Now, these properties must still be satisfied by somebody, most likely the plugin developer. Hence, having the server-side registry will help achieve this goal.

But what if the WordPress community does not want to add the proposed server-side registry? Well, this strategy can easily adapt, because the mapping can be done via PHP code, as just shown.

If any block has not been mapped, the user can also do it, just knowing a bit about Gutenberg, and nothing about GraphQL or schemas.
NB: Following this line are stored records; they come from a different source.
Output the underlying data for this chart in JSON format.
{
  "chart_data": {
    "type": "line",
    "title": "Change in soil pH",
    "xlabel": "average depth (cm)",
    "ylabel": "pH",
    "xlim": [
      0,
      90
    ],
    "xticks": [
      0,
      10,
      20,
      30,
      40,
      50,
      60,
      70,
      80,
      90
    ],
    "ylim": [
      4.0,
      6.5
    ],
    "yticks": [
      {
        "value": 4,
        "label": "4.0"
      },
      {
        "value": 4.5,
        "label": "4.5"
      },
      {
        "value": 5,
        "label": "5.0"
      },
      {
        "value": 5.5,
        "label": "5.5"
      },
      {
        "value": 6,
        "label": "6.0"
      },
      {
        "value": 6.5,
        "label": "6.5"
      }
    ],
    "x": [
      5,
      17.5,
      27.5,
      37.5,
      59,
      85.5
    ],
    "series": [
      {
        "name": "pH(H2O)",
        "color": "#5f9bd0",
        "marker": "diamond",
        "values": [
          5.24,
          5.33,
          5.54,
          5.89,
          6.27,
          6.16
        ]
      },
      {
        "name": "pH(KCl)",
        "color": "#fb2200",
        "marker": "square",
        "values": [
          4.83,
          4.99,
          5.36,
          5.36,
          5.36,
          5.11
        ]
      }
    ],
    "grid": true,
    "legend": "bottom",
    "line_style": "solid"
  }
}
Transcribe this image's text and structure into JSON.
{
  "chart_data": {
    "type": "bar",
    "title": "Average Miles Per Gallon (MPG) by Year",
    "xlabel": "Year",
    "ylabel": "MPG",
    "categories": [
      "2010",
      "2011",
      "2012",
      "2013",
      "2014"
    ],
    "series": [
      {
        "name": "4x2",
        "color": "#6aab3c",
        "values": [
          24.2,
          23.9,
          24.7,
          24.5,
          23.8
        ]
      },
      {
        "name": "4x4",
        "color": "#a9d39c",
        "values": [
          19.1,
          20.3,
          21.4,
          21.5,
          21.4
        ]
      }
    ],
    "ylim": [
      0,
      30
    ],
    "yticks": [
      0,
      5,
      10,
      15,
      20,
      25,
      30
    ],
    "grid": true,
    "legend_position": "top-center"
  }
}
In addition, we can have GraphQL alert the user when there is block that has not been mapped (and so it can't be translated). We can do this by adding an @if meta-directive which, if the condition applies, executes the @sendEmail directive:

{
post(id:1) {
blocks {
name
meta
@advancePointersInArray(paths: "{{ translatablePaths }}")
@forEach(nestedUnder: -1)
@translate(from: "en", to: "fr", nestedUnder: -1)
@if(condition: "{{ isTranslatablePathsUnmapped }}")
@sendEmail(
to: "{{ root.adminEmail }}",
subject: "Block with name {{ name }} has 'translatablePaths' unmapped",
nestedUnder: -1
)
}
}
}

This solution is flexible and simple, and has GraphQL serving WordPress, without requiring developers to learn a new technology, or changing how Gutenberg works.

Conclusion permalink

When thinking of how a possible integration between GraphQL and Gutenberg will look like (from a potential inclusion in WordPress core), we must make sure that GraphQL can handle all the future requirements by Gutenberg, including full support for:

  • multilingual blocks
  • Full Site Editing
  • collaborative editing
  • interacting with 3rd-party services on a live site

All of this must be accomplished hopefully without needing to change Gutenberg (at least, not in a considerable way), and reducing the new tasks required from plugin developers.

Taking these into account, I believe that the 4th approach I'm here suggesting can indeed work very well.